DataSet Serialization: Smaller & Faster

DataSets serialize naturally to XML quite well and you have lots of control over that. Typed DataSets have the XSD with some properties that control that (and of course you can do it programmatically too). But one of the common problems with remoting DataSets is that the default binary serialization is actually just the XML Serialization ASCII. Crude. Some people have even used this fact to extrapolate that the DataSet is internally XML - which isn't true.

This is improved in Whidbey. But until then, what's a Serializer to do?

Lots of people have done some great work to do customized binary serialization of datasets. To mention a few:

  • Microsoft Knowledge Base Article 829740 by Ravinder Vuppula where he demonstrates his DataSetSurrogate class which wraps up a DataSet and converts the internal items into array lists which can then be Binary Serialized by the framework by default. It also contains a ConvertToDataSet so that you can reverse the process of a De-serialized surrogate back into a dataset.
  • Dino Esposito has demonstrates a GhostSerializer in his MSDN Article for a DataTable which does a similar ArrayList conversion thing.
  • Richard Lowe's Fast Binary Serialization
  • Dominic Cooney's Pickle
  • Angelo Scotto's CompactFormatter goes a step further with a serializable technique that doesn't rely on the Binary Formatter so it works on the Compact Framework which is event more Compact than the BinaryFormatter
  • Peter Bromberg builds on top of the CompactFormatter to support compression using Mike Krueger's ICSharpCode SharpZiplib in-memory zip libraries

 

DataSet Performance Tips with Indicies

Each of these tips relate to speeding up the searching of data in a dataset. Although indexes are created in a dataset they are not exposed. Knowing how to make ADO .net generate them gives you the power to enhance the performance of you DataBase application.

Tip #1: ADO .net generates indexes on the primary key(s).

If you are searching on primary key fields instead of using DataTable.Select(), use DataTable.Rows.Find(). The Find method will use the index to find the row. Knowing this may also make you think differently when defining primary keys.

Tip #2: Use a DataView.

DataViews will generate an index for a sorted column. If you find you are searching for data using a particular column. It would be a good idea to create a Dataview sorted by the column(s) you need to search. Then use the Dataview.FindRows() method to get at your data. The DataView will have created an index for the sort column, and FindRows() will use the index.

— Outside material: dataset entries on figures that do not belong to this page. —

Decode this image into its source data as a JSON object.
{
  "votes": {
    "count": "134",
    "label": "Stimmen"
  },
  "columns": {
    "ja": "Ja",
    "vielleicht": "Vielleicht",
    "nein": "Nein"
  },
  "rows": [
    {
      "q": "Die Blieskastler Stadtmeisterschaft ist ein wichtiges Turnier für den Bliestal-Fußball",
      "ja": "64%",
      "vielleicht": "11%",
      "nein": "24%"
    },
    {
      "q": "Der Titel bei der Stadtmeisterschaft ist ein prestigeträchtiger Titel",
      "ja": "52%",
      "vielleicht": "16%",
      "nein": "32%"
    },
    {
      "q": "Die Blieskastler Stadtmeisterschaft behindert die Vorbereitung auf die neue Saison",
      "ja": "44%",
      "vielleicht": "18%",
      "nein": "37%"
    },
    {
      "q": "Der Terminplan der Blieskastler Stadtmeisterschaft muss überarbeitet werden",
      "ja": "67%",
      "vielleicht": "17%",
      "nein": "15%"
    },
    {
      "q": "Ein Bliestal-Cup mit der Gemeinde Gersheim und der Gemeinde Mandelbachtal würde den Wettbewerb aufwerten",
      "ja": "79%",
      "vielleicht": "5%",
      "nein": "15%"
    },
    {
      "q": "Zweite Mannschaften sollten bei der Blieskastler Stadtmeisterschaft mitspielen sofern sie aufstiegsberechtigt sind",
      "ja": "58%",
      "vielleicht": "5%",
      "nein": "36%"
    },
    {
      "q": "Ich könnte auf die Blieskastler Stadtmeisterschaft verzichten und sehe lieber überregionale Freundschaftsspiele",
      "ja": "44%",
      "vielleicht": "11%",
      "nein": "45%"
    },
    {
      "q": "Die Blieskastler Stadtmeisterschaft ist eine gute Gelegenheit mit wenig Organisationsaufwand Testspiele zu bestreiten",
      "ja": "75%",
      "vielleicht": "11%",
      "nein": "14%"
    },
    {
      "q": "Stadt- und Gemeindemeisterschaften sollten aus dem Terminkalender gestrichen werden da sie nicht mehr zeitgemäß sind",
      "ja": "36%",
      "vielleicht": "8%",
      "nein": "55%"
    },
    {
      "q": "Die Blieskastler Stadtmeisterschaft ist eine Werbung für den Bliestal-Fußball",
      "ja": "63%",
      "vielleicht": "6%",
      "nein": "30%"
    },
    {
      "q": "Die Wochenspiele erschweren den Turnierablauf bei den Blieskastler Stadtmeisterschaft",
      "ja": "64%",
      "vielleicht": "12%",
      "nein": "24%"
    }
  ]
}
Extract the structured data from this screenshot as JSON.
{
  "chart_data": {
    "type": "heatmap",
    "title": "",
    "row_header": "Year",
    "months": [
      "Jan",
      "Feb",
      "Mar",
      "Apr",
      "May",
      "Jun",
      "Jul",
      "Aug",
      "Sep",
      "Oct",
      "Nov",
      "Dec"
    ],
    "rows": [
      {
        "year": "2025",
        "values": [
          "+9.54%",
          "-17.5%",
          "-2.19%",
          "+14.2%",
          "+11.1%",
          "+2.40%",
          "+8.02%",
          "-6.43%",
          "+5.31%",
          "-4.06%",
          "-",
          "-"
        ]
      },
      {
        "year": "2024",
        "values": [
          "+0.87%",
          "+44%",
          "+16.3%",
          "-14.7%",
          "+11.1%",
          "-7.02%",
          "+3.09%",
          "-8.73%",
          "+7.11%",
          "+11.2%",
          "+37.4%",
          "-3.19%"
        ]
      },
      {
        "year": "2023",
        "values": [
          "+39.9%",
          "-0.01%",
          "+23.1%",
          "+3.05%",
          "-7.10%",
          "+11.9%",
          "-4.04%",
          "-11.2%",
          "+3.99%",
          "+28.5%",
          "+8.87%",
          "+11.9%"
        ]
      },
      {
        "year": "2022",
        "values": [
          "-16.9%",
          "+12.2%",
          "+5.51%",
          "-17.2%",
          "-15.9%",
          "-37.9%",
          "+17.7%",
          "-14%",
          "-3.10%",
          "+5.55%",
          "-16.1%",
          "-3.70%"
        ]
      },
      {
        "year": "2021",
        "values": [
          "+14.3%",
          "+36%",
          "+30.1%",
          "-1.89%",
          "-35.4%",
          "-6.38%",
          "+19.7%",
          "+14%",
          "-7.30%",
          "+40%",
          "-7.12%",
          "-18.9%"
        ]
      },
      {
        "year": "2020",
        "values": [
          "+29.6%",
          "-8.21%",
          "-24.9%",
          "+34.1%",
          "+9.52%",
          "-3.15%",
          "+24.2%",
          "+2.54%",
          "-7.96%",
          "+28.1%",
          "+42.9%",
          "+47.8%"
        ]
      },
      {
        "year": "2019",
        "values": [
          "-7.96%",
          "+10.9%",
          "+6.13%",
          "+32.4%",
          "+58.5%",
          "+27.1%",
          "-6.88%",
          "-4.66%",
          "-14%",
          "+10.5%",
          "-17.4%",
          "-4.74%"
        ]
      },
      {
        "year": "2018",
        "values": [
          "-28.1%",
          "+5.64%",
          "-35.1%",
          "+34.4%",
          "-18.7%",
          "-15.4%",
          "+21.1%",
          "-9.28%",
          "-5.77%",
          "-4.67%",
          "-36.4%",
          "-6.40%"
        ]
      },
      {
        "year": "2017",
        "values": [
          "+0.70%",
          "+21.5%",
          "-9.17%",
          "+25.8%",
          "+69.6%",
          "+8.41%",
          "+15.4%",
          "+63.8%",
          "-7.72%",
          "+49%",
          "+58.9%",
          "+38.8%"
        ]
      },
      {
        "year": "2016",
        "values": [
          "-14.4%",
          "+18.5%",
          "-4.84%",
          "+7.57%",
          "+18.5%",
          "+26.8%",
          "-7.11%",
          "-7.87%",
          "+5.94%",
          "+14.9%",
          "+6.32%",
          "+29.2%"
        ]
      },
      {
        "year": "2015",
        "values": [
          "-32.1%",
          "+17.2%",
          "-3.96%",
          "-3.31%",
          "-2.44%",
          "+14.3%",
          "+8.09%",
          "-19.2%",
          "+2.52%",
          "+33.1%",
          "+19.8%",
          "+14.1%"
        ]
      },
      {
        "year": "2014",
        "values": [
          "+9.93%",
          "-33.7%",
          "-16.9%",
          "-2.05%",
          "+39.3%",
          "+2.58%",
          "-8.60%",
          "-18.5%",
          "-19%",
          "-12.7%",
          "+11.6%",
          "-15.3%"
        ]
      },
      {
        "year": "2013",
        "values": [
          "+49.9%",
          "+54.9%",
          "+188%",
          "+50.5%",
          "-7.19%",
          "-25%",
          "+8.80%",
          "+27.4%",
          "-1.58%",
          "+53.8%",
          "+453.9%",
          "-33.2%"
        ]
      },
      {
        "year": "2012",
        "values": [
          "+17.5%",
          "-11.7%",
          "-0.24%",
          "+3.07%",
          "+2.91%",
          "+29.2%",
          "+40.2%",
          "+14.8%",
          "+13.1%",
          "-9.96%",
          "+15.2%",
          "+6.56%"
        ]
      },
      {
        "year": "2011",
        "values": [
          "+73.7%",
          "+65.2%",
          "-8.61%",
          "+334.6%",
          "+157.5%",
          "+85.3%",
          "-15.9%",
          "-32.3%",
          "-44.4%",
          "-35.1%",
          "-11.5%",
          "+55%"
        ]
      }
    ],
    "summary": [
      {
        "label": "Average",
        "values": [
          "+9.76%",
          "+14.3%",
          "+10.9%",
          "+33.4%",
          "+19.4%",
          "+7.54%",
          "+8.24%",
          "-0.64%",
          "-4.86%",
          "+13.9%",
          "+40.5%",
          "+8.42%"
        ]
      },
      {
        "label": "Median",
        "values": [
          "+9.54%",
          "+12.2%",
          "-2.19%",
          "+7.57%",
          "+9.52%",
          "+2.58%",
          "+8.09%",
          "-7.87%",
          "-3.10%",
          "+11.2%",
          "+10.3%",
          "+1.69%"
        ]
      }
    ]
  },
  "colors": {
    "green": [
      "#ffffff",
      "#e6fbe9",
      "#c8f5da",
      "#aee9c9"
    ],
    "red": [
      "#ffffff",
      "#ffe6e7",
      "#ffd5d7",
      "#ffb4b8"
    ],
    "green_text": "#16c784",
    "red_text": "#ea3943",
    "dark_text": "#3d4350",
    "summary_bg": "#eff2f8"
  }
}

Tip #3: Be leary of Tip #2.

If you are trying to take advantage of DataView indexes it's important to know when the indexes are created. ADO .net generates an index each time you set the filter, sort, and rowversion properties of the DataView. So if you create a DataView and set these properties individually the indexes will be created serveral times. To avoid this be sure to use the DataView constructor that takes the table, filter, sort and rowversion as arguments. (See example below) This way the indexes will be created correctly the first time.

private void MakeDataView(DataSet ds)
{
   DataView dv = new DataView(ds.Tables["Suppliers"], "Country = 'CA'", "CompanyName", DataViewRowState.CurrentRows);
   dv.AllowEdit = true;
   dv.AllowNew = true;
   dv.AllowDelete = true;
}

How can I improve the loading of my datasets?

Datasets maintain some internal indexes to improve performs for things like finds and selects.

When you are loading more than 1 row into a DataTable - with a DataAdapter.Fill or other technique, you can turn this index maintenance off by doing a

MyTable.BeginLoadData()

Where MyTable is the reference to your DataTable, which could be

MyDataSet.Tables[0].BeginLoadData()

When you are done loading the data, don't forget to turn the index maintenance back on with.

MyDataSet.Tables[0].EndLoadData()

When loading multiple tables, you should turn on/off 1 table at a time.

Another thing that Datasets do while having rows added to tables is to validate them. Things like primary key uniqueness, foreign key referential integrity and nulls in columns with AllowDBNull = false are some examples of things that must be checked. Again, you can save some cycles by turning this off during loading of a dataset and turning it back on afterward. This can be done with:

MyDataSet.EnforceConstraints = false

And of course when you are done loading, you can perform a:

MyDataSet.EnforceConstraints = true

Of course you may get a “ConstraintException” on this last line if there are problems with your data. Otherwise, you'd get this exception as soon as the offending row is loaded. On a related note, you can check DataSet.HasErrors and each DataTable.HasErrors for any errors. For each table you can call DataTable.GetErrors() to get a list of rows with errors. Each row has a RowError property that contains any error text related to the entire row, and also a GetColumnError() method that you can use to test each column for a column specific error message.